In my system that’s the value, I never modify it. And when I ran your code it was all right.

library(dplyr)

summary(volcker.ini %>% lm(Y.1 ~ X.1,data = .))
#
#Call:
#lm(formula = Y.1 ~ X.1, data = .)
#
#Residuals:
#     Min       1Q   Median       3Q      Max 
#-14.1342  -4.0814   0.0258   4.5236  10.2769 
#
#Coefficients:
#            Estimate Std. Error t value Pr(>|t|)  
#(Intercept)    2.447      1.675   1.461   0.1552  
#X.1           -5.356      2.259  -2.371   0.0249 *
#---
#Signif. codes:  0 ‘***’ 0.001 ‘**’ 0.01 ‘*’ 0.05 ‘.’ 0.1 ‘ ’ 1
#
#Residual standard error: 5.613 on 28 degrees of freedom
#Multiple R-squared:  0.1672,   Adjusted R-squared:  0.1375 
#F-statistic: 5.621 on 1 and 28 DF,  p-value: 0.02486

The quote above says that na.exclude may be useful. See its page help("na.exclude"), and if you find it useful, the modified code will be

summary(volcker.ini %>% lm(Y.1 ~ X.1,data = ., na.action = na.exclude))

And by the way, why not divide this instruction in two, one to assign the value of lm and another to the summary?

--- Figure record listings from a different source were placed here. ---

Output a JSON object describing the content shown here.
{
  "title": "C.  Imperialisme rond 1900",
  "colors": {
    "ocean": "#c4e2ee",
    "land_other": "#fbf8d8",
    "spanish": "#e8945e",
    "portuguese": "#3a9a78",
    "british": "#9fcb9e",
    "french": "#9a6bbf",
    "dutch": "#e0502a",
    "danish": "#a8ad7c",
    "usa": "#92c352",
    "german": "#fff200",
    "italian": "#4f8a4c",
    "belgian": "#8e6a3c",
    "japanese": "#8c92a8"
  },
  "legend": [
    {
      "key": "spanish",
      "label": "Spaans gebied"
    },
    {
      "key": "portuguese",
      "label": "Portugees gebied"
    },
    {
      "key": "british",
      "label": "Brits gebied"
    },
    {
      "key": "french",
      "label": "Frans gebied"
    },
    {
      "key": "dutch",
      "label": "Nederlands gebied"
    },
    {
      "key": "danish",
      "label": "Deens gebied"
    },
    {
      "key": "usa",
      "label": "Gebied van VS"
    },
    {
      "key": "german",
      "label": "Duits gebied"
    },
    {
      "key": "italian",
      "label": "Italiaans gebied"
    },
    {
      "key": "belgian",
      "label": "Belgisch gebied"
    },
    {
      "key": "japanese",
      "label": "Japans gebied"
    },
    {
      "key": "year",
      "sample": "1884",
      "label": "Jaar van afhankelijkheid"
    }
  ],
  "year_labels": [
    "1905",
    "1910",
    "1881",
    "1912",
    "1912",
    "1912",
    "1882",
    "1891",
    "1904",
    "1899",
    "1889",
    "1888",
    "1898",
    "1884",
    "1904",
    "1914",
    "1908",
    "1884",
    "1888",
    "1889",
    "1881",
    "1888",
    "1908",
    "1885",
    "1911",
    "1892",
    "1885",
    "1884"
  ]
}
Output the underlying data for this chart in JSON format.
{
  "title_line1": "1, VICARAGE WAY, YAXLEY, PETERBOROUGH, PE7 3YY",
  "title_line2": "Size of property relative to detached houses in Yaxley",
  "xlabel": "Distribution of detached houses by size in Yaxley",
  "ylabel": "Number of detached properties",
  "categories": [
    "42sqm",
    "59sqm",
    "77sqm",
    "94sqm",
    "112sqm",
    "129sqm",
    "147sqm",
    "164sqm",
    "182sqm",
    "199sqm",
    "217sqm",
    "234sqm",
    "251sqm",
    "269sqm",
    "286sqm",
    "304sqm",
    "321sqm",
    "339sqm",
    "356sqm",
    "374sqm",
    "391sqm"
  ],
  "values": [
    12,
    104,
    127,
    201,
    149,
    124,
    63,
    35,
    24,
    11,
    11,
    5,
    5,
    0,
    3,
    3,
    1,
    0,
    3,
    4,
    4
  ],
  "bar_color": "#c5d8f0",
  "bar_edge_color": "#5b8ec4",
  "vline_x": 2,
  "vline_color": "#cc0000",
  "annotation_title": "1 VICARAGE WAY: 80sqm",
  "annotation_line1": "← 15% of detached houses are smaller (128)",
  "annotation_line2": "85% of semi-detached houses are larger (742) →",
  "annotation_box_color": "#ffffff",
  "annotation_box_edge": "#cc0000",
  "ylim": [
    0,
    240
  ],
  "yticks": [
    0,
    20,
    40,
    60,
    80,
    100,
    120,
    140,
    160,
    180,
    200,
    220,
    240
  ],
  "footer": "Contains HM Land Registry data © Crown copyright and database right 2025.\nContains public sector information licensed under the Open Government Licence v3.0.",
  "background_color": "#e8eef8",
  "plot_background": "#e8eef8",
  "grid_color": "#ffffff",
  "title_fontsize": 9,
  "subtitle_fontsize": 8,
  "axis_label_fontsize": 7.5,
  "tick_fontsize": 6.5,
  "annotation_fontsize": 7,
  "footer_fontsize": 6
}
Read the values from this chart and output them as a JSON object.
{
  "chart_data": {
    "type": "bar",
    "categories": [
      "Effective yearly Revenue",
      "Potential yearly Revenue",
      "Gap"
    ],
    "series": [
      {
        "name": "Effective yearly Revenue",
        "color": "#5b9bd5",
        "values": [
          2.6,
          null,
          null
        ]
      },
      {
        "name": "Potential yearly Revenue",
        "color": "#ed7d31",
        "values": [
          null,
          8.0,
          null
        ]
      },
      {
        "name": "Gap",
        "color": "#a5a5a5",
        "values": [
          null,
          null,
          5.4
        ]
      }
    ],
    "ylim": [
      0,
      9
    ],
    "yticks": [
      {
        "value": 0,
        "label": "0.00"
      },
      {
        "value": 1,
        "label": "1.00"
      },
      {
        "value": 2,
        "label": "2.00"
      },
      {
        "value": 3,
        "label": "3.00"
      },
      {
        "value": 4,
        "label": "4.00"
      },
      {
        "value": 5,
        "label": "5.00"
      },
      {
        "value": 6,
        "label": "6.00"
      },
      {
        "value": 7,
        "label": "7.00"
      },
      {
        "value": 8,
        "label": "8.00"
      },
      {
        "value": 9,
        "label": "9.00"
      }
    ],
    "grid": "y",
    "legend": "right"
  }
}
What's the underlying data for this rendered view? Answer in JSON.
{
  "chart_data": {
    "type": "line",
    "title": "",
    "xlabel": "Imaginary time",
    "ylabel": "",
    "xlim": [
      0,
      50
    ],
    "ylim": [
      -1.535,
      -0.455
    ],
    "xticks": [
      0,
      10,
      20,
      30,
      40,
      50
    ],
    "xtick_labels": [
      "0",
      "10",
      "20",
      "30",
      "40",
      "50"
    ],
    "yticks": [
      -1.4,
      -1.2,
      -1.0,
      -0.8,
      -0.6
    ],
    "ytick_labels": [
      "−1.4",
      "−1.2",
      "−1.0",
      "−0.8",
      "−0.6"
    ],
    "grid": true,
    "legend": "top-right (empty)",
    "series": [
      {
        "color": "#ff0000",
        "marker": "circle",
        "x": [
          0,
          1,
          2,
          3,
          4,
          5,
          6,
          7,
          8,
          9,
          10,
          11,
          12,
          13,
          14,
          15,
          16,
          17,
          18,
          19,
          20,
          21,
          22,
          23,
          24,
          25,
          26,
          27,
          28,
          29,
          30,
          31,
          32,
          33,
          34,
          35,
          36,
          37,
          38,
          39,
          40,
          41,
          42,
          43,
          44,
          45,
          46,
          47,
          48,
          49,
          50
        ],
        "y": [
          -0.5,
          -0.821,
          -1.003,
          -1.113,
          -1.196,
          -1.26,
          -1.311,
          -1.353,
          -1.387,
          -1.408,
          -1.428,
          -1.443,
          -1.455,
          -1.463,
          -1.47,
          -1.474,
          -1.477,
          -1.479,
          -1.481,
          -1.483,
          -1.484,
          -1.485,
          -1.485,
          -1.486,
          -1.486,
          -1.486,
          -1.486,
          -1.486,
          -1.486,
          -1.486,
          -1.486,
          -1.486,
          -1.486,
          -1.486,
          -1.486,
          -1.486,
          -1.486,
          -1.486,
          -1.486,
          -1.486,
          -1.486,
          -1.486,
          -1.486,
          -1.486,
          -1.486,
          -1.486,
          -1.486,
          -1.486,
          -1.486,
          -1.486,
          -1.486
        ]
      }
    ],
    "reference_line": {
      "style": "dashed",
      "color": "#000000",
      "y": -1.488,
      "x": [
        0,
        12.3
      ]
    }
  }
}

modelo <- volcker.ini %>% lm(Y.1 ~ X.1,data = ., na.action = na.exclude)
summary(modelo)

Later you may want coef(modelo) or other values such as waste.

Finally, so it doesn’t happen again, see if you have a file called .RData (this is not an extension, it is the full name of the file) and if you have removed it.